4. Breaking the stranglehold of nondisclosure agreements
R. Kelly, Harvey Weinstein and Bill O’Reilly all used NDAs (nondisclosure agreements) to effectively silence victims who accused them of sexual misconduct, thus preventing anyone, save for a handful of people, from ever finding out about their alleged misdeeds. Now states such as California, New York and New Jersey are taking action against NDAs, banning confidentiality agreements for sexual misconduct cases.

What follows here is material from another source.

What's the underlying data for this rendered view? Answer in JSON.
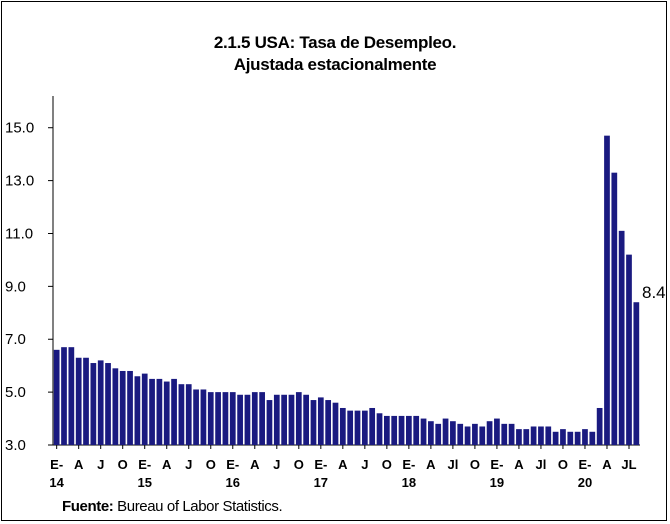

5. Boardroom diversity mandates
Shareholders and policymakers have put heavy pressure on companies to address the question of diversity in boardrooms. In a public call-to-arms in 2018, Black Rock, the world’s largest asset manager, said that companies in which it invests should have at least two female directors. Later that year, California enacted a law requiring that all companies headquartered in the Golden State have a set number of women on their boards. The mandate has spread to other states, with Illinois, New York, and New Jersey considering similar rules to promote diversity.
6. Consensual romantic relationships in the workplace
Employers of all sizes are clamping down on office romances in the wake of the #MeToo movement. Of note, Intel CEO Brian Krzanich abruptly resigned following revelations that he engaged in a consensual relationship with an Intel employee that began before he became chief executive and ended in 2013; the McDonald’s board fired CEO Steve Easterbrook for having a consensual relationship with an employee; and top BlackRock executive Mark Wiseman was ousted for failing to disclose a consensual relationship with an employee in his reporting line.
7. Social media blowback
No company is safe on social media these days. A number of marketing gaffes that in the past might have gone unnoticed—or, at the very least, died down quickly—have received ongoing scrutiny as a result of social media’s chime-in nature. One ill-conceived ad is enough to leave a company embroiled in a public relations nightmare for months. Just ask Pepsi, Burberry, H&M and Gucci.
8. Removing the stigma of a criminal record
Momentum for policies that boost the job prospects of formerly incarcerated people has grown exponentially over the years. The movement to “ban the box” calls on employers to remove the checkbox on job applications that asks if candidates have a criminal record. About 35 states have complied, adopted a policy that requires employers to consider applicants’ qualifications—and not whether they have an arrest record.
9. Web accessibility for the disabled
People with disabilities are demanding full access to the World Wide Web — and that includes Beyoncé. Approximately 2,285 website accessibility lawsuits were filed in federal courts across the nation in 2018, almost triple the number filed the previous year. In a major win for digital accessibility advocates, the Supreme Court recently rejected a petition from Domino’s Pizza to appeal a lower-court decision ordering the pizza giant to make its website and app accessible to people with disabilities.
10. LGBT rights
As support for LGBT rights grows, so does the incentive for corporations to make sure their brands are in line with public sentiment. Dozens of company leaders have spoken up against anti-LGBT laws in states such as Indiana, Georgia and North Carolina, and some companies have publicly backed bills that would afford civil rights protections to the LGBT community. But the struggle for these rights isn’t over. The Supreme Court is currently considering whether to hear several discrimination cases that would determine, on a national level, whether lesbian, gay, bisexual and transgender workers can be fired based on their sexual orientation and gender identity.